Does your frustration spike when a webpage takes more than 5-10 seconds to load? If you have to wait in line behind a customer who's taking more than 20 seconds to place an order? When a red light has you stopped for a minute or more, even if you're not running late?
People aren't being forcibly put into enough situations that make them exercise patience anymore. The age of convenience has made everything that isn't instant feel extremely inconvenient. Even people who grew up in the days of computers taking 5 minutes to boot up and webpages loading in small chunks every ten seconds have lost much of the patience that was built by repeatedly going through experiences that made them wait. There's a reason it's called exercising patience. If you don't use it, you lose it.
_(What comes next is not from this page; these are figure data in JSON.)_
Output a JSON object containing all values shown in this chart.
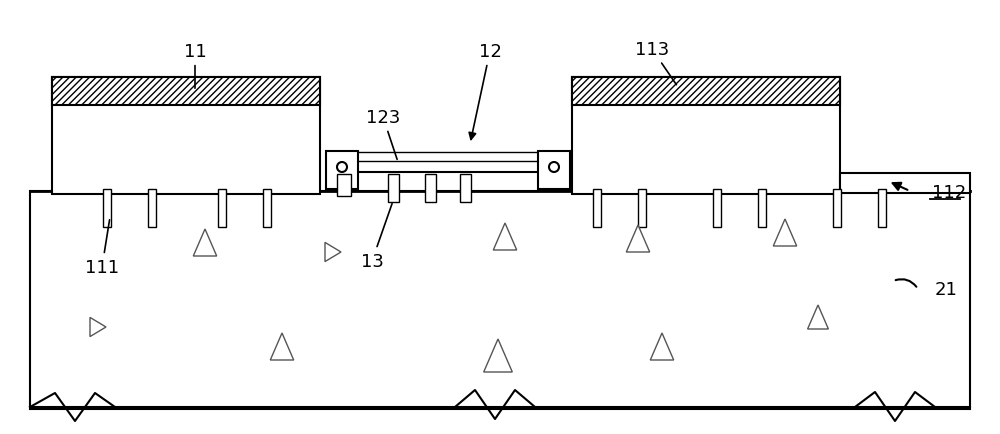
{
  "bg_color": "#ffffff",
  "line_color": "#000000",
  "fig_width": 10.0,
  "fig_height": 4.35,
  "dpi": 100
}
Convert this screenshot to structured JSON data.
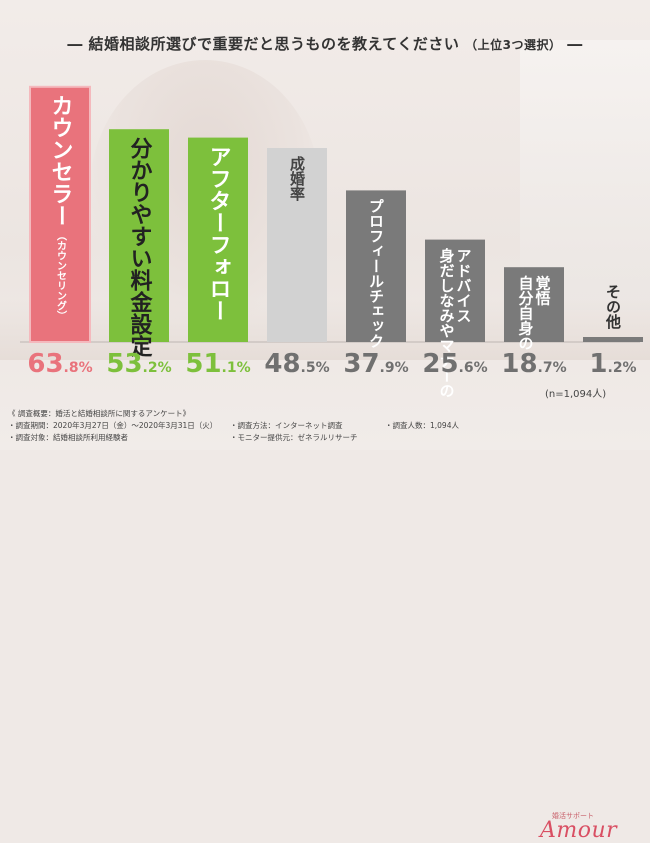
{
  "title": {
    "main": "結婚相談所選びで重要だと思うものを教えてください",
    "sub": "（上位3つ選択）"
  },
  "n_label": "(n=1,094人)",
  "chart_data": {
    "type": "bar",
    "title": "結婚相談所選びで重要だと思うものを教えてください（上位3つ選択）",
    "categories": [
      "カウンセラー",
      "分かりやすい料金設定",
      "アフターフォロー",
      "成婚率",
      "プロフィールチェック",
      "身だしなみやマナーのアドバイス",
      "自分自身の覚悟",
      "その他"
    ],
    "category_lines": [
      [
        "カウンセラー"
      ],
      [
        "分かりやすい料金設定"
      ],
      [
        "アフターフォロー"
      ],
      [
        "成婚率"
      ],
      [
        "プロフィールチェック"
      ],
      [
        "身だしなみやマナーの",
        "アドバイス"
      ],
      [
        "自分自身の",
        "覚悟"
      ],
      [
        "その他"
      ]
    ],
    "category_note": "（カウンセリング）",
    "values": [
      63.8,
      53.2,
      51.1,
      48.5,
      37.9,
      25.6,
      18.7,
      1.2
    ],
    "value_int": [
      "63",
      "53",
      "51",
      "48",
      "37",
      "25",
      "18",
      "1"
    ],
    "value_dec": [
      ".8%",
      ".2%",
      ".1%",
      ".5%",
      ".9%",
      ".6%",
      ".7%",
      ".2%"
    ],
    "colors": {
      "bars": [
        "#e9737c",
        "#7dc03c",
        "#7dc03c",
        "#d2d2d2",
        "#7a7a7a",
        "#7a7a7a",
        "#7a7a7a",
        "#7a7a7a"
      ],
      "labels": [
        "#e9737c",
        "#7dc03c",
        "#7dc03c",
        "#707070",
        "#707070",
        "#707070",
        "#707070",
        "#707070"
      ],
      "bar_text": [
        "#ffffff",
        "#222222",
        "#ffffff",
        "#444444",
        "#ffffff",
        "#ffffff",
        "#ffffff",
        "#222222"
      ],
      "top1_bar_stroke": "#f4b9bd"
    },
    "ylim": [
      0,
      70
    ],
    "xlabel": "",
    "ylabel": ""
  },
  "footer": {
    "line1": "《 調査概要：婚活と結婚相談所に関するアンケート》",
    "period": "・調査期間：2020年3月27日（金）～2020年3月31日（火）",
    "method": "・調査方法：インターネット調査",
    "count": "・調査人数：1,094人",
    "target": "・調査対象：結婚相談所利用経験者",
    "provider": "・モニター提供元：ゼネラルリサーチ"
  },
  "logo": {
    "small": "婚活サポート",
    "text": "Amour"
  }
}
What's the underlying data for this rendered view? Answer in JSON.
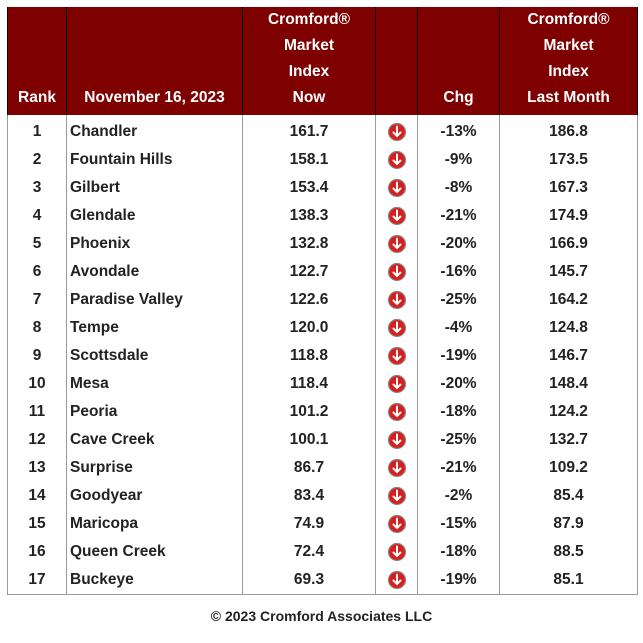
{
  "table": {
    "header": {
      "rank": "Rank",
      "date": "November 16, 2023",
      "now": [
        "Cromford®",
        "Market",
        "Index",
        "Now"
      ],
      "chg": "Chg",
      "last": [
        "Cromford®",
        "Market",
        "Index",
        "Last Month"
      ]
    },
    "rows": [
      [
        "1",
        "Chandler",
        "161.7",
        "-13%",
        "186.8"
      ],
      [
        "2",
        "Fountain Hills",
        "158.1",
        "-9%",
        "173.5"
      ],
      [
        "3",
        "Gilbert",
        "153.4",
        "-8%",
        "167.3"
      ],
      [
        "4",
        "Glendale",
        "138.3",
        "-21%",
        "174.9"
      ],
      [
        "5",
        "Phoenix",
        "132.8",
        "-20%",
        "166.9"
      ],
      [
        "6",
        "Avondale",
        "122.7",
        "-16%",
        "145.7"
      ],
      [
        "7",
        "Paradise Valley",
        "122.6",
        "-25%",
        "164.2"
      ],
      [
        "8",
        "Tempe",
        "120.0",
        "-4%",
        "124.8"
      ],
      [
        "9",
        "Scottsdale",
        "118.8",
        "-19%",
        "146.7"
      ],
      [
        "10",
        "Mesa",
        "118.4",
        "-20%",
        "148.4"
      ],
      [
        "11",
        "Peoria",
        "101.2",
        "-18%",
        "124.2"
      ],
      [
        "12",
        "Cave Creek",
        "100.1",
        "-25%",
        "132.7"
      ],
      [
        "13",
        "Surprise",
        "86.7",
        "-21%",
        "109.2"
      ],
      [
        "14",
        "Goodyear",
        "83.4",
        "-2%",
        "85.4"
      ],
      [
        "15",
        "Maricopa",
        "74.9",
        "-15%",
        "87.9"
      ],
      [
        "16",
        "Queen Creek",
        "72.4",
        "-18%",
        "88.5"
      ],
      [
        "17",
        "Buckeye",
        "69.3",
        "-19%",
        "85.1"
      ]
    ]
  },
  "footer": "© 2023 Cromford Associates LLC"
}
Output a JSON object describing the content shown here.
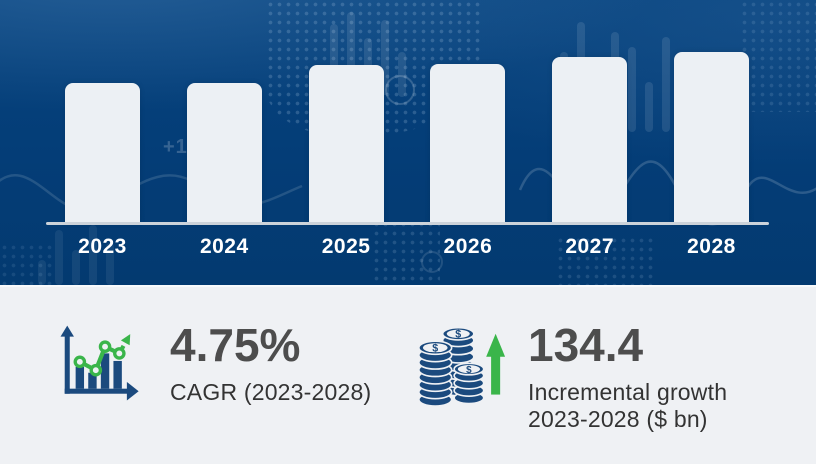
{
  "page": {
    "type": "market-growth-infographic"
  },
  "chart_data": {
    "type": "bar",
    "title": "",
    "categories": [
      "2023",
      "2024",
      "2025",
      "2026",
      "2027",
      "2028"
    ],
    "values": [
      140,
      140,
      158,
      159,
      166,
      171
    ],
    "values_note": "bar heights in pixels; chart displays no numeric y-axis labels",
    "xlabel": "",
    "ylabel": "",
    "grid": false,
    "legend": false,
    "bar_color": "#ecf0f4",
    "background_color": "#04407c",
    "axis_line_color": "#ccd3da",
    "tick_label_color": "#ffffff"
  },
  "stats": {
    "cagr": {
      "value": "4.75%",
      "label": "CAGR (2023-2028)"
    },
    "incremental": {
      "value": "134.4",
      "label_line1": "Incremental growth",
      "label_line2": "2023-2028 ($ bn)"
    }
  },
  "colors": {
    "stat_value": "#4d4d4d",
    "stat_label": "#333333",
    "icon_blue": "#1b4a7e",
    "icon_green": "#3ab54a",
    "stats_background": "#eff1f4"
  },
  "background": {
    "decor_faint_text": "+1"
  }
}
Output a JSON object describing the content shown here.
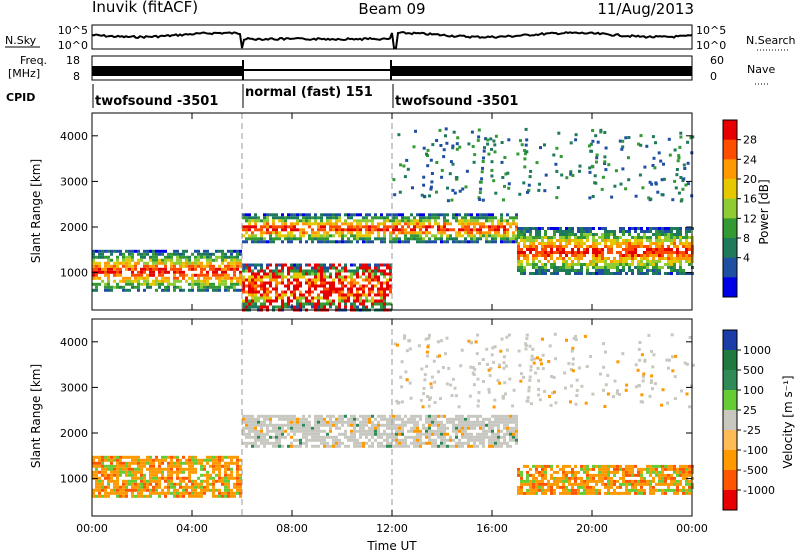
{
  "header": {
    "station": "Inuvik (fitACF)",
    "beam": "Beam 09",
    "date": "11/Aug/2013"
  },
  "noise_panel": {
    "left_label": "N.Sky",
    "right_label": "N.Search",
    "left_ticks": [
      "10^5",
      "10^0"
    ],
    "right_ticks": [
      "10^5",
      "10^0"
    ]
  },
  "freq_panel": {
    "left_label_line1": "Freq.",
    "left_label_line2": "[MHz]",
    "right_label": "Nave",
    "left_ticks": [
      "18",
      "8"
    ],
    "right_ticks": [
      "60",
      "0"
    ]
  },
  "cpid": {
    "label": "CPID",
    "segments": [
      {
        "start": 0,
        "end": 6,
        "text": "twofsound -3501"
      },
      {
        "start": 6,
        "end": 12,
        "text": "normal (fast) 151"
      },
      {
        "start": 12,
        "end": 24,
        "text": "twofsound -3501"
      }
    ]
  },
  "power_colorbar": {
    "label": "Power [dB]",
    "ticks": [
      "28",
      "24",
      "20",
      "16",
      "12",
      "8",
      "4"
    ],
    "colors": [
      "#e60000",
      "#ff4d00",
      "#ff9900",
      "#e6c800",
      "#8fcc33",
      "#339933",
      "#1f7a5c",
      "#1f4fa3",
      "#0000e6"
    ]
  },
  "velocity_colorbar": {
    "label": "Velocity [m s⁻¹]",
    "ticks": [
      "1000",
      "500",
      "100",
      "25",
      "-25",
      "-100",
      "-500",
      "-1000"
    ],
    "colors": [
      "#1a3da8",
      "#1f7a3d",
      "#2e8b57",
      "#66cc33",
      "#c8c8c0",
      "#ffbb55",
      "#ff9900",
      "#ff5500",
      "#e60000"
    ]
  },
  "chart_data": [
    {
      "type": "heatmap",
      "name": "power",
      "ylabel": "Slant Range [km]",
      "xlabel": "",
      "xlim": [
        0,
        24
      ],
      "ylim": [
        180,
        4500
      ],
      "yticks": [
        1000,
        2000,
        3000,
        4000
      ],
      "xticks": [
        "00:00",
        "04:00",
        "08:00",
        "12:00",
        "16:00",
        "20:00",
        "00:00"
      ],
      "regions": [
        {
          "x": [
            0,
            6
          ],
          "y": [
            600,
            1500
          ],
          "level": "16-24"
        },
        {
          "x": [
            6,
            12
          ],
          "y": [
            1700,
            2300
          ],
          "level": "16-24"
        },
        {
          "x": [
            6,
            12
          ],
          "y": [
            200,
            1200
          ],
          "level": "24-28"
        },
        {
          "x": [
            12,
            17
          ],
          "y": [
            1700,
            2300
          ],
          "level": "16-24"
        },
        {
          "x": [
            17,
            24
          ],
          "y": [
            1000,
            2000
          ],
          "level": "16-28"
        }
      ]
    },
    {
      "type": "heatmap",
      "name": "velocity",
      "ylabel": "Slant Range [km]",
      "xlabel": "Time UT",
      "xlim": [
        0,
        24
      ],
      "ylim": [
        180,
        4500
      ],
      "yticks": [
        1000,
        2000,
        3000,
        4000
      ],
      "xticks": [
        "00:00",
        "04:00",
        "08:00",
        "12:00",
        "16:00",
        "20:00",
        "00:00"
      ],
      "regions": [
        {
          "x": [
            0,
            6
          ],
          "y": [
            600,
            1500
          ],
          "level": "-100 to -500"
        },
        {
          "x": [
            6,
            12
          ],
          "y": [
            1700,
            2400
          ],
          "level": "-25 to 25"
        },
        {
          "x": [
            12,
            17
          ],
          "y": [
            1700,
            2400
          ],
          "level": "-25 to 25"
        },
        {
          "x": [
            17,
            24
          ],
          "y": [
            700,
            1300
          ],
          "level": "-100 to -500"
        }
      ]
    }
  ]
}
Watch a long video without speeding it up or reading comments as you watch it. Sit outside for ten minutes without an electronic device. Play a lengthy board game with people, no phones or tablets or anything allowed. Pick a place you know tends to be busy on a day where you've got some free time and wait in line for however long it takes. Do a Sudoku puzzle start to finish.
Make yourself wait. Make yourself slow down. Make yourself do an activity that isn't fast-paced, that isn't instant gratification. Otherwise, all you'll be doing is hitting red lights a little faster and feeling even more frustrated about it, because red lights, whether literal or figurative, are inevitable.